New Orleans—Radium-223 dichloride (Ra-223) is a first-in-class alpha particle emitter producing a survival benefit for patients with late stage bone metastatic castration-resistant prostate cancer (bmCRPC). Dosed at 45 kBq per kg every 4 weeks for six total injections, the bone seeking radionuclide delivers four high-energy alpha particles across a path length of only several cell diameters.
“Mechanism of action for the survival benefits is not fully understood, hampering our ability to best utilize this novel therapy,” according to Diane Abou, PhD, and colleagues. The researchers tested Ra-223 in naïve and bone metastatic models of disease, to define the whole body and suborgan distribution of the radionuclide. They results were reported during a session at the AUA 2015 Annual Meeting.
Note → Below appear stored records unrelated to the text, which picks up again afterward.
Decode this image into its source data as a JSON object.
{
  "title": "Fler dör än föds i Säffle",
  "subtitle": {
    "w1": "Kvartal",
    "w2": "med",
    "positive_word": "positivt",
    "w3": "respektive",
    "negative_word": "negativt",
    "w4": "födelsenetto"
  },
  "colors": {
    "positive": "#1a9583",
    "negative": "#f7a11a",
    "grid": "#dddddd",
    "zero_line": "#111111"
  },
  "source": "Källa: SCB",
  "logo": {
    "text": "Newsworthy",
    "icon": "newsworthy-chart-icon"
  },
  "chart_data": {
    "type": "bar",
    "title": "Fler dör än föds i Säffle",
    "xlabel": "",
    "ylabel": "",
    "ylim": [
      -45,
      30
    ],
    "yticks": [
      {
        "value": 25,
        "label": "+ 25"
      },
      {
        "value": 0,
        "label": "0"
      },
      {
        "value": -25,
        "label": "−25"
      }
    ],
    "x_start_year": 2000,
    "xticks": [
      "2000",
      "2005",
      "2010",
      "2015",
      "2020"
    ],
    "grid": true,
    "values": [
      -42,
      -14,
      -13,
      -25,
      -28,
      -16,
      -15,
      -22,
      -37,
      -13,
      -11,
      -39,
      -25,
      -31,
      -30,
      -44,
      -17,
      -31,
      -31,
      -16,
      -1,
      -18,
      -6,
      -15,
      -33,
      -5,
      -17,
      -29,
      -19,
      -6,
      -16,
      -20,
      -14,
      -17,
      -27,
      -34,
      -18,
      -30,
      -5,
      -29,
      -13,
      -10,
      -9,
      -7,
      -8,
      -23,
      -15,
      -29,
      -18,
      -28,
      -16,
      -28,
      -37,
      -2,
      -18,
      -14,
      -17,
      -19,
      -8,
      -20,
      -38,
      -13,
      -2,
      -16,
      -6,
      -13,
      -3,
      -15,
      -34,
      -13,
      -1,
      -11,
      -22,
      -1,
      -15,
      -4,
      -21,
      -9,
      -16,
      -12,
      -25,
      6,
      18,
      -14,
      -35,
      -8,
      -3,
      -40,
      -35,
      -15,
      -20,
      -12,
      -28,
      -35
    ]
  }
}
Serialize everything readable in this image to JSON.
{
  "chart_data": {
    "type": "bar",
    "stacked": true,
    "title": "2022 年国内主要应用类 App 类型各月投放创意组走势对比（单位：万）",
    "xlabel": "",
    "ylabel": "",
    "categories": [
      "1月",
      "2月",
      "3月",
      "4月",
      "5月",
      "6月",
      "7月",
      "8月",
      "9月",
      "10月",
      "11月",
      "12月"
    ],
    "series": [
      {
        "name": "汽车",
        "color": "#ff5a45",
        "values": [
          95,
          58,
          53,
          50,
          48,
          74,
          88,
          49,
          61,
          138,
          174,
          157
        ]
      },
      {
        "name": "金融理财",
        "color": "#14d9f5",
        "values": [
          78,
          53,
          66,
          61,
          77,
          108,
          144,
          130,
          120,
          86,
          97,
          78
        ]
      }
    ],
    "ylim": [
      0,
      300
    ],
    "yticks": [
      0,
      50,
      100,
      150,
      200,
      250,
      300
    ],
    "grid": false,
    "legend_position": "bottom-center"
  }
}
In this study, animals were dosed with 45 kBq of clinical grade Ra-223. Gamma counting in multiple skeletally mature murine models was used to monitor whole body distribution. Assessment of organ and whole body retention was done at 1, 4, and 24 hours. Cross-modality imaging of whole body and long bone autoradiography, histochemistry, and alpha-camera imaging of whole-mount, undecalcified tissues were used to assess detailed microdistribution of Ra-223. Uptake dependence and radiobiological effect of Ra-223 on bone morphology were evaluated by 10 mm isotropic resolution mCT (SkyScan).
“In contrast to previous preclinical work, our distribution studies recapitulate the planar scintigraphy results in man (EJNMMI, 2013), with Ra-223 accumulation observed in bowel stomach, and spleen,” the researchers said.
Whole-body autoradiography demonstrated the radioisotope bound to the contents of the digestive organs. Kinetic analysis revealed rapid clearance from the blood, as well as delayed clearance from both kidney and intestine.
In the bone, Ra-223 localized predominantly to the growth plates, largely sparing the marrow cavity. In models with bone metastasis, including the osteoblastic LNCaP, Ra-223 uptake was significantly lower than that in the epiphyseal.
The researchers said the study provided “greater understanding of the in vivo biological fate of this radiopharmaceutical with significant implications for enhances dosing strategies in bmCRPC.”
Source: Abou D, Ulmert D, Hobbs R, Riddle R, Thorek D. Microdistribution of Alpha Particle Emitting Radium-223 Dichloride in Models of Prostate Cancer Bone Metastasis. Abstract of presentation at the American Urological Association 2015 Annual Meeting, New Orleans, Louisiana, May 17, 2015.